Les enfants nés avec un fort risque d’obésité sur la base du poids de la mère avant la grossesse, aurait plus tendance à manger sans faim que les enfants à faible risque. C’est ce que révèle une étude observationnelle menée en Pennsylvanie sur des garçons nés avec un risque d’obésité fort ou faible suivis entre 3 mois et 5 ans. La tendance à manger sans faim a été évaluée sur les enfants à 5 ans immédiatement après un repas consommé ad libitum. Des collations étaient mises à disposition des enfants pendant 10 minutes dans une pièce comportant jouets et activités. Les aliments consommés étaient ensuite pesés et les apports énergétiques calculés, tandis que les parents rapportaient leurs propres habitudes alimentaires.

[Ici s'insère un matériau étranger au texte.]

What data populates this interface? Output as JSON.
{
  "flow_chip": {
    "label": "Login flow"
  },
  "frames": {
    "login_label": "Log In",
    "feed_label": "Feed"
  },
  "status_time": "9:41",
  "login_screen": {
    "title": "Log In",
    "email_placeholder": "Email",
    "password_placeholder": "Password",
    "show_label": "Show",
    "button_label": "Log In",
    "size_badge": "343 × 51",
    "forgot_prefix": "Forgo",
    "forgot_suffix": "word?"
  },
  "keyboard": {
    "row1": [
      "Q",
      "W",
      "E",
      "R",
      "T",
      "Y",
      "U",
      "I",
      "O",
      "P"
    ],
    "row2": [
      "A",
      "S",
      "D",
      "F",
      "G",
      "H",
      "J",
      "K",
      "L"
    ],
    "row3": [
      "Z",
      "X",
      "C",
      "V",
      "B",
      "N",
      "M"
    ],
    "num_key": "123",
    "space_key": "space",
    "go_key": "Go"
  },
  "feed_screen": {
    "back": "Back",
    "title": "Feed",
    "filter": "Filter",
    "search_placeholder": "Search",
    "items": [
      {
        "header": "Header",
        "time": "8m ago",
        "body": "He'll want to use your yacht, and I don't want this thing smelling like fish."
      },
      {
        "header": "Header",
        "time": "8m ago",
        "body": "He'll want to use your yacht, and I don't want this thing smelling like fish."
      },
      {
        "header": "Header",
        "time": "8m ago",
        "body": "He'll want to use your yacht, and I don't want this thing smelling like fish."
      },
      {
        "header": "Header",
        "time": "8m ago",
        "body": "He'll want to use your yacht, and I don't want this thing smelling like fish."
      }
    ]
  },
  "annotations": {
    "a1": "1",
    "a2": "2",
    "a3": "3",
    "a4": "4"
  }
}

Les garçons à fort risque d’obésité avaient 2 fois plus tendance à manger sans faim que ceux à faible risque (326±66kJ vs 151±39kJ soit 78 vs 36 kcal, p=0,03). Chez les filles, la différence entre les 2 groupes n’était pas significative (p=0,5). Par contre, l’attitude restrictive des mères était significativement associée à une augmentation à manger sans faim chez les filles. La tendance à manger sans faim serait donc liée au genre et au risque d’obésité, et limitée aux garçons nés avec un fort risque d’obésité.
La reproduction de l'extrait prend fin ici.